Fiction: Der Steppenwolf by Hermann Hesse; Flight Without End (Die Flucht ohne Ende) by Austrian novelist Joseph Roth, 33, who shows the collapsed Austro-Hungarian Empire as seen through the eyes of a returned officer; Amerika by the late Franz Kafka; The Past Recaptured (Le temps retrouvé) by the late Marcel Proust; The Bridge of San Luis Rey by Thornton Wilder; Jalna by Canadian novelist Mazo de la Roche (originally Roche), 42, is the first of more than a dozen in a series of "Whiteoak Chronicles" based on a family living on a lakefront Ontario estate. By the time she dies in 1961 the books will have sold more than 11 million copies in 193 English and 92 foreign editions; Mr. Weston's Good Wine by English novelist T. F. (Theodore Francis) Powys, 52, brother of J. C. Powys; Celibate Loves (stories) by George Moore; To the Lighthouse by Virginia Woolf; The Left Bank (stories) by Welsh-Creole author Jean Rhys (Gwen Williams), 33; Death Comes for the Archbishop by Willa Cather is based on French clergyman Jean Baptiste Lamy, who built the first cathedral in the Southwest at Santa Fe; Giants in the Earth (I de Dage and Riketgrundlaegges) by Norwegian-born novelist Ole Edvart Rölvaag, 52, who came to America in 1896, worked on an uncle's farm in South Dakota, received his degree at St. Olaf College, and has written his books about immigrant life in Norwegian; Elmer Gantry by Sinclair Lewis; The Treasure of the Sierra Madre (Der Schatz der Sierra Madre) by Polish-born German novelist B. Traven (Beric Traven Torsvan, or Ret Marut, originally Albert Otto Max Feige), 37; Dusty Answer by English novelist Rosamond (Nina) Lehmann, 26; The Lovely Ship by Storm Jameson (her first real success); The Unpleasantness at the Bellona Club by Dorothy L. Sayers; The Secret of Father Brown by G. K. Chesterton; The "Canary" Murder Case by Virginia-born critic-novelist S. S. Van Dine (Willard Huntington Wright), 39, whose detective Philo Vance will win a wide following.
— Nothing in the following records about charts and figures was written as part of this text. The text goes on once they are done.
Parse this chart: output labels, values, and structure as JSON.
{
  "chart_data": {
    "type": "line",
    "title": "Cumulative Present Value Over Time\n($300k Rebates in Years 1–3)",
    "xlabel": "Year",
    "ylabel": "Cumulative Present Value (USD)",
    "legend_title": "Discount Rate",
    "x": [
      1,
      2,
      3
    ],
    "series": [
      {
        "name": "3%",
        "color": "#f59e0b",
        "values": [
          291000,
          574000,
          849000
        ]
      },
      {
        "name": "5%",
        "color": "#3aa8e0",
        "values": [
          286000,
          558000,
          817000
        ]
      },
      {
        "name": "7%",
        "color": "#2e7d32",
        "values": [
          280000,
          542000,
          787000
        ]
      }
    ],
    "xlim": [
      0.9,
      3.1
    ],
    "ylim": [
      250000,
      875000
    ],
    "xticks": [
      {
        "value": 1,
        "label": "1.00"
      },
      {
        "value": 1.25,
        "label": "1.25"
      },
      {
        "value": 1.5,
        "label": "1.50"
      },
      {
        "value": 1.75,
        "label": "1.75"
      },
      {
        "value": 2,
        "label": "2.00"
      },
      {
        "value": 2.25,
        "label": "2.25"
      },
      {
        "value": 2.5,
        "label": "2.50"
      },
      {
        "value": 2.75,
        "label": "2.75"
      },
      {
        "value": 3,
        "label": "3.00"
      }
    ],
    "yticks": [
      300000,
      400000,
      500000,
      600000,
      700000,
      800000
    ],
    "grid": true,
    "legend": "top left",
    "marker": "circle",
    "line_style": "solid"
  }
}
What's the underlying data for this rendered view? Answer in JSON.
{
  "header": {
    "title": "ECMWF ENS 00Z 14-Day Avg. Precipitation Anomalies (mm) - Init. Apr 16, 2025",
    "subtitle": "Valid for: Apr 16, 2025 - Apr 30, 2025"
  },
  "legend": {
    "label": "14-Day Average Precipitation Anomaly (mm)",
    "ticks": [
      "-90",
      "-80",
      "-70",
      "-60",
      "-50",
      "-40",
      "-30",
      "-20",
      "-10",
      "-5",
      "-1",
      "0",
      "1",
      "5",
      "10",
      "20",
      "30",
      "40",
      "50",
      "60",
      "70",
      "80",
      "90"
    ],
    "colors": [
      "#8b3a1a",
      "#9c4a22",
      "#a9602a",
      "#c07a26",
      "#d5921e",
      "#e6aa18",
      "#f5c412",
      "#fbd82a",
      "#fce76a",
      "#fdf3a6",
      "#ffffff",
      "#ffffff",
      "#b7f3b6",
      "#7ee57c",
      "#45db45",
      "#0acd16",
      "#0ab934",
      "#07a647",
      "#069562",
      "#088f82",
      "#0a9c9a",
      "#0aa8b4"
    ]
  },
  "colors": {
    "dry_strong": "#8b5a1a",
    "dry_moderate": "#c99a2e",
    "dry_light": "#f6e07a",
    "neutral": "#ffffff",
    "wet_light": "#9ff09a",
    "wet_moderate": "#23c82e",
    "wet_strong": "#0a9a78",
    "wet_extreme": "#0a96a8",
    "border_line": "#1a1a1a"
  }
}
Mystery writer-playwright Gaston Leroux dies of uremia at Nice the night of April 15 at age 58; humorist Jerome K. Jerome at Northampton, Northamptonshire, June 14 at age 68; Mary Webb at St. Leonards, Sussex, October 8 at age 46, having been confined to a wheelchair by paralysis since age 5.

Poetry: "American Names" by Pennsylvania-born poet Stephen Vincent Benét, 29; The Women at Point Sur by Robinson Jeffers; Tristram and "Launcelot" by Edwin Arlington Robinson is a verse novel; Fine Clothes to the Jew by Langston Hughes; Leitenant Schmidt by Boris Pasternak is a verse epic; Pomes Penyeach by James Joyce, whose work is published by Paris bookseller Sylvia Beach; Journey of the Magi by T. S. Eliot; The Heart's Journey by Siegfried Sassoon.

Juvenile: archy and mehitabel by Illinois-born New York Herald-Tribune humorist Donald Robert Perry "Don" Marquis, 44, whose cockroach archy is the reincarnation of a poet and whose alley cat mehitabel has rowdy misadventures; The Midnight Folk by John Masefield.